As a model system, we chose metastatic bladder cancer (BCa) represented by two syngeneic cell lines, T24 and its metastatic subclone T24M. Metastatic BCa is associated with very low survival19, hence, understanding the molecular processes and identifying improved therapeutic targets is an unmet, clinical need. High-resolution LC-MS/MS analysis was conducted on samples enriched in secreted proteins, (isolated from conditioned medium-CM and Endoplasmic reticulum and Golgi apparatus (ER/Golgi) fractions, as carrying the cargo of secreted proteins), as well as total cell extract (CE). Total RNA sequencing analysis was utilized to complement and validate the large scale proteomic data sets. To assess the validity of findings in an unbiased way, these findings were compared to literature data represented by the BcCluster BCa database (http://bccluster.org/)20 and retrieved using the GLAD4U tool (http://bioinfo.vanderbilt.edu/glad4u/)21. As shown, cross-strategy and –omics comparisons at the individual molecule and pathway levels increase the credibility of individual observations and improve proteome coverage consequently increasing data extraction from individual –omics experiments for further systems biology and/or targeted investigation.
Proteomic data assessment
The high-resolution proteomic analysis was performed on samples enriched in secreted proteins (analysis of CM and ER/Golgi fractions) and CE, aiming at increasing proteome coverage. The respective workflow is depicted in Fig. 1. The results from 5 independent experiments per cell compartment indicate high-resolution and good reproducibility of the applied procedures. As shown in Table 1, for each experimental approach an average ( ± SD) of 10,062 ( ± 466), 7,298 ( ± 490), 6,053 ( ± 1,407) peptides, corresponding to 1,944 ( ± 85), 1,515 ( ± 75), 1,116 ( ± 164) proteins were identified in CE, ER/Golgi and CM, respectively. Detailed lists of proteins identified per individual MS-run (including/ excluding single peptide IDs) are provided in Supplementary Table S1. To increase reliability of protein identification and differential expression analysis, only proteins identified based on at least 2 unique peptides (in each individual run) and in at least 3/5 replicates in each cell line were considered for further analysis. The reproducibility rates were high with overlap among replicates on average of 77% (CE), 73% (ER/Golgi) and 76% (CM) of proteins detected in at least 3/5 replicates in each case (Supplementary Fig. S1). These corresponded to a total number of 1,359, 1,062 and 816 non-redundant proteins from CE, ER/Golgi and CM, respectively, considered for further differential expression analysis (Supplementary Dataset S1).

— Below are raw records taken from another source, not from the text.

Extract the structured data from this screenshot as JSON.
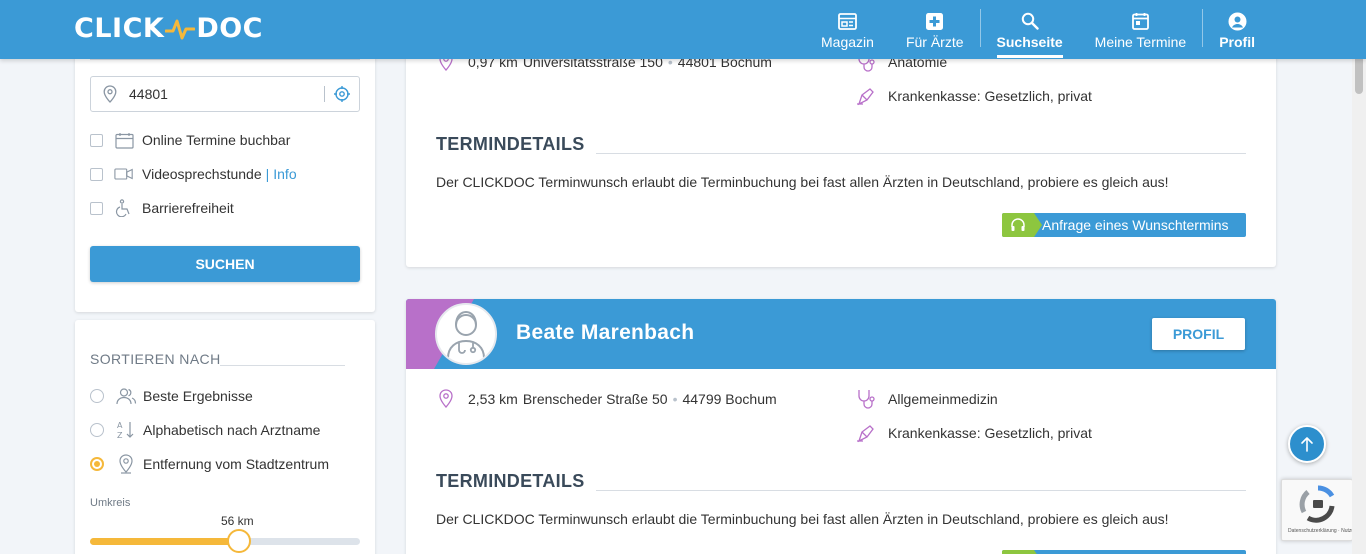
{
  "header": {
    "logo_left": "CLICK",
    "logo_right": "DOC",
    "nav": [
      {
        "label": "Magazin",
        "icon": "newspaper-icon"
      },
      {
        "label": "Für Ärzte",
        "icon": "medical-cross-icon"
      },
      {
        "label": "Suchseite",
        "icon": "search-icon",
        "active": true
      },
      {
        "label": "Meine Termine",
        "icon": "calendar-icon"
      },
      {
        "label": "Profil",
        "icon": "user-circle-icon"
      }
    ]
  },
  "filters": {
    "location_value": "44801",
    "options": [
      {
        "label": "Online Termine buchbar",
        "icon": "calendar-icon"
      },
      {
        "label": "Videosprechstunde",
        "icon": "video-camera-icon",
        "separator": "|",
        "link": "Info"
      },
      {
        "label": "Barrierefreiheit",
        "icon": "wheelchair-icon"
      }
    ],
    "search_button": "SUCHEN"
  },
  "sort": {
    "title": "SORTIEREN NACH",
    "options": [
      {
        "label": "Beste Ergebnisse",
        "icon": "users-icon"
      },
      {
        "label": "Alphabetisch nach Arztname",
        "icon": "sort-alpha-icon"
      },
      {
        "label": "Entfernung vom Stadtzentrum",
        "icon": "map-pin-icon",
        "selected": true
      }
    ],
    "radius_label": "Umkreis",
    "radius_value": "56 km",
    "radius_fraction": 0.55
  },
  "results": [
    {
      "distance": "0,97 km",
      "address": "Universitätsstraße 150",
      "zip_city": "44801 Bochum",
      "specialty": "Anatomie",
      "insurance": "Krankenkasse: Gesetzlich, privat",
      "details_title": "TERMINDETAILS",
      "details_text": "Der CLICKDOC Terminwunsch erlaubt die Terminbuchung bei fast allen Ärzten in Deutschland, probiere es gleich aus!",
      "request_button": "Anfrage eines Wunschtermins"
    },
    {
      "name": "Beate Marenbach",
      "profile_button": "PROFIL",
      "distance": "2,53 km",
      "address": "Brenscheder Straße 50",
      "zip_city": "44799 Bochum",
      "specialty": "Allgemeinmedizin",
      "insurance": "Krankenkasse: Gesetzlich, privat",
      "details_title": "TERMINDETAILS",
      "details_text": "Der CLICKDOC Terminwunsch erlaubt die Terminbuchung bei fast allen Ärzten in Deutschland, probiere es gleich aus!"
    }
  ],
  "colors": {
    "primary": "#3b9ad6",
    "accent_orange": "#f5b83a",
    "accent_purple": "#b870c9",
    "accent_green": "#8dc63f"
  }
}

To obtain an estimate of the enrichment efficiency for secreted proteins, the SignalP algorithm, which predicts the presence of signal peptides (defining “secreted” proteins), was employed22 (Supplementary Dataset S1). In overall, 30% of proteins in CM were predicted to have signal peptide in comparison to 14% in the ER/Golgi fraction and 9% in CE, indicating the relative efficiency of the enrichment strategies. The normalized signal intensity of these ‘secreted’ proteins corresponded on average to 49.80%, 16.72% and 6.67% of the total intensity for CM, ER/Golgi and CE, respectively. Moreover, enrichment efficiency was assessed based on the normalized average intensity values of specific proteins being representative for each fraction (Supplementary Fig. S2). Actin cytoplasmic 1 and histone H2B type 1-K (protein markers for CE) were highly expressed in CE, whereas their abundance was reduced in CM (by approximately 2 fold for Actin, 10 fold for H2B type 1-K), and for H2B type 1K also reduced (approximately 4 fold) in ER/Golgi (Supplementary Fig. S2). On a similar note, calumenin and 78kDa glucose regulated protein (markers for ER/Golgi) levels were higher in ER/Golgi (by about 2 fold) compared to CE and CM. Cathepsin B and Proactivator polypeptide (markers for CM) levels were found increased (by at least 5 fold) in CM compared to CE and ER/Golgi (Supplementary Fig. S2). Taken together, these results support that the different strategies provided to some extent complementary information. However, large overlaps could also be observed (described below) allowing for investigation of consistencies among the differentially expressed proteins per method, as a means to increase confidence in individual observations.
Complementarity of proteomic profiles
Comparative analysis of the 1,359 proteins identified in the CE, the 1,062 proteins detected in ER/Golgi and the 816 proteins found in CM revealed an overlap of 498 proteins (Fig. 2). This “core proteome” included multiple enzymes, ribosomal and cytoskeletal proteins, some signalling proteins and also abundant chromosomal proteins (such as histones; Supplementary Dataset S1). Each experimental approach also enabled the identification of multiple proteins not detected by the other two methods (408 for CE, 166 for ER/Golgi and 219 for CM; Fig. 2). The former included various nuclear and transcription factors and mitochondrial enzymes, the ER/Golgi fraction had multiple proteins synthesis-related (Protein Niban, ribosomal proteins, DnaJ homolog subfamily C member etc) and signalling proteins (RAS-related proteins, kinases, cell membrane receptors such as EGFR etc) and the CM fraction included various growth factors, interleukins, matricellular proteins and proteases, indicating a good degree of complementarity between these strategies (Supplementary Dataset S1).
Proteins exhibiting a nominal significant change (p < 0.05, Mann Whitney test) in their expression levels (>1.5 fold change) between the two cell lines in respective subcellular fractions were defined as differentially expressed. Based on these requirements, 253 (144-up and 109-down regulated), 217 (116-up and 101-down regulated) and 256 (169-up and 87-down regulated) proteins were considered as significantly altered among CE, ER/Golgi and CM, respectively in T24M vs. T24 cells (Supplementary Dataset S1). Upon Benjamini-Hochberg correction and considering the adjusted p-value (p < 0.05) and the fold change threshold ( >1.5), a total of 171 and 206 proteins were defined as differentially expressed in CE and CM, respectively (Supplementary Dataset S1); whereas none of the ER/Golgi differentially expressed proteins remained significant upon application of FDR correction. This indicates higher variability of this specific dataset, likely being a consequence of the applied multi-step enrichment protocol. Considering the low number of samples analyzed (n = 5 per group) as well as the observed consistency in expression trends among different fractions (as explained below), we further focused on the differentially expressed proteins (>1.5 fold change) defined using unadjusted p-value.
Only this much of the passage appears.